O Steelers não foi uma franquia vencedora desde a sua criação, que aconteceu em 08 de julho de 1933. A primeira vez que conseguiu uma campanha positiva em temporada regular foi apenas no ano de 1942. O primeiro jogo de pós-temporada só aconteceu em 1947, mas com derrota para o Eagles por 21 a 0. Nas décadas de 1950 e 1960, o Steelers não passou de uma equipe mediana, sempre com campanhas ruins, mostrando que algo deveria ser mudado para que a franquia pudesse dar um salto de qualidade.

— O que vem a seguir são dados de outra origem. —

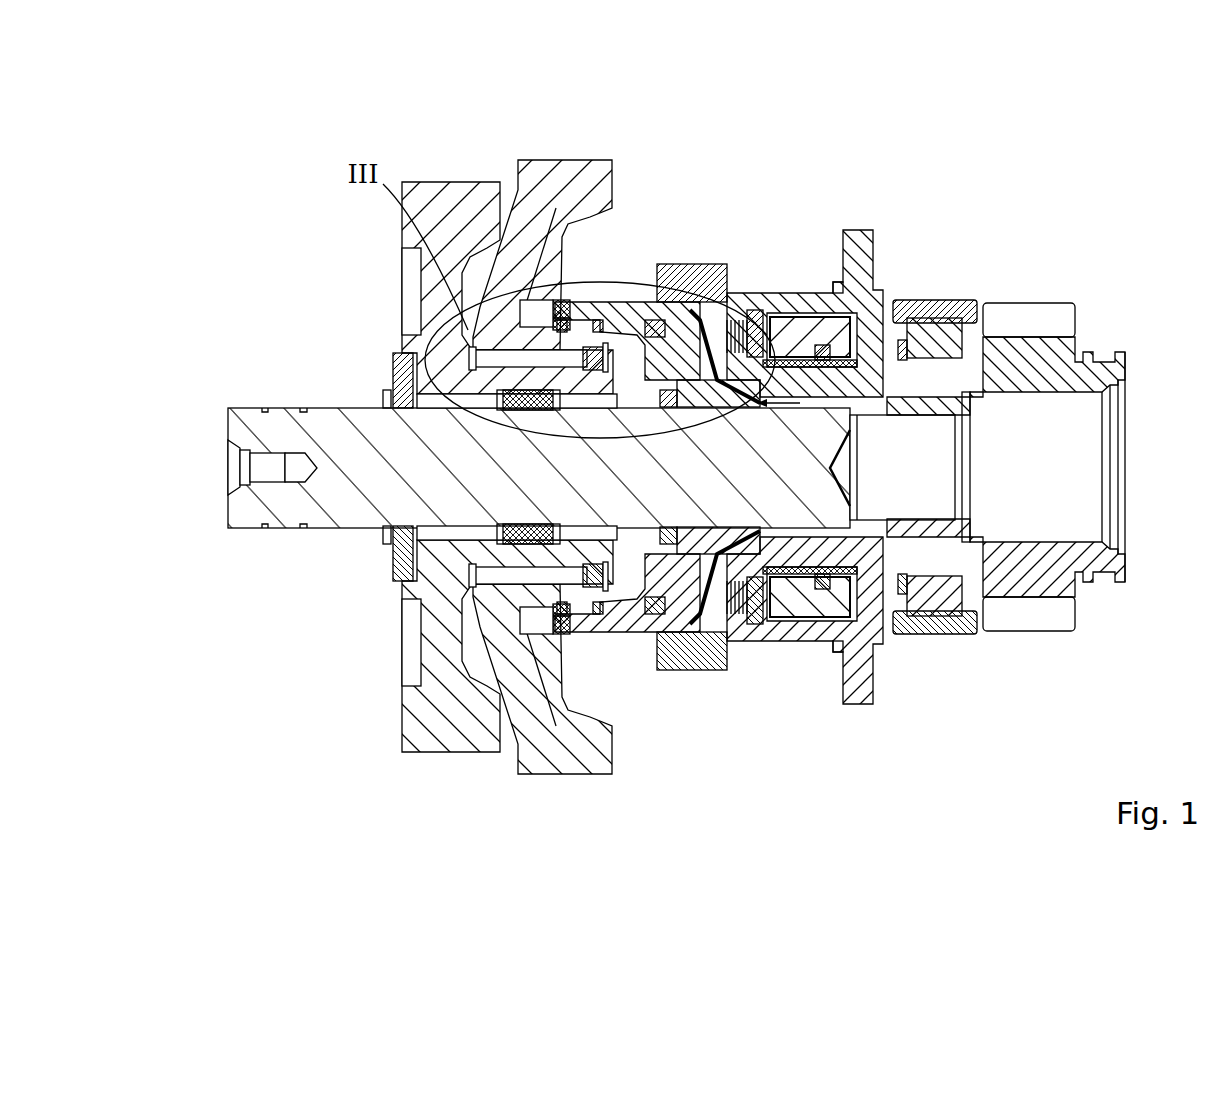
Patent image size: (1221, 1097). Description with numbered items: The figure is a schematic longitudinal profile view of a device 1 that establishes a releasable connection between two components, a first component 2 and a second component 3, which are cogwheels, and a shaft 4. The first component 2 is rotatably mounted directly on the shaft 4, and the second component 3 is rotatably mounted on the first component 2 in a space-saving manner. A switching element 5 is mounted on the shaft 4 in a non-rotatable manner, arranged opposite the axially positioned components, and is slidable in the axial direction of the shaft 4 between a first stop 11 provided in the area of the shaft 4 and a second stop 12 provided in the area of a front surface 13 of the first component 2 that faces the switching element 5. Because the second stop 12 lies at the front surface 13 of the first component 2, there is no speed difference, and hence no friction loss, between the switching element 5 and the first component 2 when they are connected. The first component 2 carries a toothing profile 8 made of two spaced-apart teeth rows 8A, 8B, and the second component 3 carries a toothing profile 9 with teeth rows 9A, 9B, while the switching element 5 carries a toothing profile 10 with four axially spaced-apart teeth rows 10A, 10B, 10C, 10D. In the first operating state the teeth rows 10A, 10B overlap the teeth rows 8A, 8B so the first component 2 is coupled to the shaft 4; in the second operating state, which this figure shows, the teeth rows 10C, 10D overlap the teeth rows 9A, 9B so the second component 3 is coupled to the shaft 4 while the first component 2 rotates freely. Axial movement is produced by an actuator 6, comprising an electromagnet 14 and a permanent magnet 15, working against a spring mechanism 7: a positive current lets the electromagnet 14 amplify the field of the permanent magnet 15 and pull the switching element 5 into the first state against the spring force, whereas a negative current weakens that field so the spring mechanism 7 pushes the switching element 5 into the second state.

The device 1 is at (800, 276).
The first component 2 is at (438, 217).
The second component 3 is at (517, 228).
The shaft 4 is at (340, 445).
The switching element 5 is at (642, 300).
The actuator 6 is at (812, 292).
The spring mechanism 7 is at (758, 300).
The toothing profile 8 is at (580, 565).
The teeth row 8A is at (668, 540).
The teeth row 8B is at (692, 540).
The toothing profile 9 is at (545, 328).
The teeth row 9A is at (480, 525).
The teeth row 9B is at (528, 535).
The toothing profile 10 is at (545, 318).
The teeth row 10A is at (655, 290).
The teeth row 10B is at (720, 300).
The teeth row 10C is at (550, 300).
The teeth row 10D is at (585, 330).
The first stop 11 is at (830, 410).
The second stop 12 is at (785, 640).
The front surface 13 is at (700, 266).
The electromagnet 14 is at (864, 231).
The permanent magnet 15 is at (835, 284).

Foi então que a contratação do assistente de defesa do Baltimore Colts mudou muita coisa. Em 1969, a franquia foi atrás de Chuck Noll, de 37 anos, e que não tinha nenhuma experiência como técnico principal de algum time na NFL, tanto que a primeira temporada terminou com uma campanha de 1-13, o único saldo positivo foi selecionar o DT “Mean” Joe Greene, “Defensive Rookie of the Year” naquele ano. Em 1970, o Steelers inaugurou o “Three River Stadium”, mudou-se para AFC e selecionou o QB Terry Bradshaw com primeira escolha do Draft. Porém, dentro de campo mais uma campanha negativa de 5-9.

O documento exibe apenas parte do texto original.